これはクメテと呼ばれる、部族の長によって所有され、食べ物の保管や食器としても使用されている器。これらの彫刻は、自然から派生するエネルギー "マナ"の象徴です。マナは、慈悲と交流(マナアキタンガ)に必要不可欠な要素であり、マナアキタンガには日本のおもてなしに通ずるものがあるそうです。
こちらは銅とパウア(アワビ)の貝殻で作られた、赤ん坊をモチーフにしたペンダント。マオリ族に伝わった初めての銅は、2度目のニュージーランド航海(1,772年~1,775年)で訪れたジェームズ・クック船長の一行から入手した、銅鋳造のこん棒でした。以降、マオリ族はこの新しい素材、技術に順応して導入していきます。
タオンガ・プオロ(楽器)は、それを所有する個人の様々な思い入れが深い道具であり、人々の生活における告知、または霊的な世界とのコミュニケーションといった祭祀的な目的で使われていました。写真左のコアウアウ(小型の横笛)、奥のナル(横笛)は求婚の儀式に使用されていたそうです。
20世紀には、新たな楽器の製作と演奏はほぼ失われてしまっていましたが、1990年代に起こった熱心な働きにより、今日では徐々に復興を遂げています。

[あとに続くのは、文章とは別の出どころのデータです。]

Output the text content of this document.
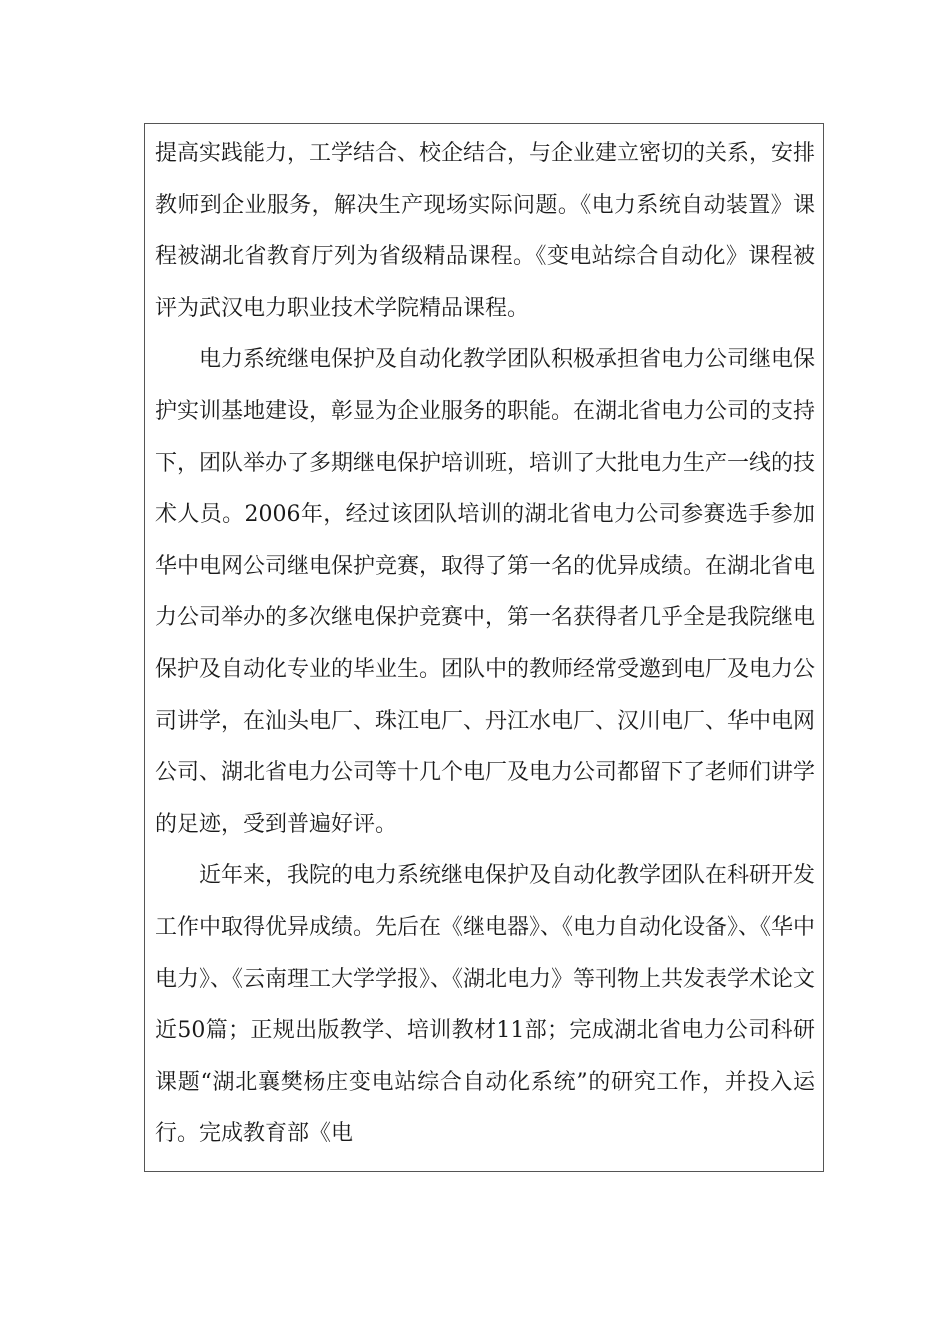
提高实践能力，工学结合、校企结合，与企业建立密切的关系，安排教师到企业服务，解决生产现场实际问题。《电力系统自动装置》课程被湖北省教育厅列为省级精品课程。《变电站综合自动化》课程被评为武汉电力职业技术学院精品课程。

电力系统继电保护及自动化教学团队积极承担省电力公司继电保护实训基地建设，彰显为企业服务的职能。在湖北省电力公司的支持下，团队举办了多期继电保护培训班，培训了大批电力生产一线的技术人员。2006年，经过该团队培训的湖北省电力公司参赛选手参加华中电网公司继电保护竞赛，取得了第一名的优异成绩。在湖北省电力公司举办的多次继电保护竞赛中，第一名获得者几乎全是我院继电保护及自动化专业的毕业生。团队中的教师经常受邀到电厂及电力公司讲学，在汕头电厂、珠江电厂、丹江水电厂、汉川电厂、华中电网公司、湖北省电力公司等十几个电厂及电力公司都留下了老师们讲学的足迹，受到普遍好评。

近年来，我院的电力系统继电保护及自动化教学团队在科研开发工作中取得优异成绩。先后在《继电器》、《电力自动化设备》、《华中电力》、《云南理工大学学报》、《湖北电力》等刊物上共发表学术论文近50篇；正规出版教学、培训教材11部；完成湖北省电力公司科研课题“湖北襄樊杨庄变电站综合自动化系统”的研究工作，并投入运行。完成教育部《电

展示期間内8/1(木)~8/14(水)には東京ミッドタウン 六本木 コートヤードにてマオリの伝統芸能 カパ・ハカの舞踏パフォーマンスも行われました。ラグビーのニュージーランド代表が試合前に披露するため、その踊りを知っている人も多いかもしれません。力強い声、エネルギッシュなダンスに観客は圧倒されていました。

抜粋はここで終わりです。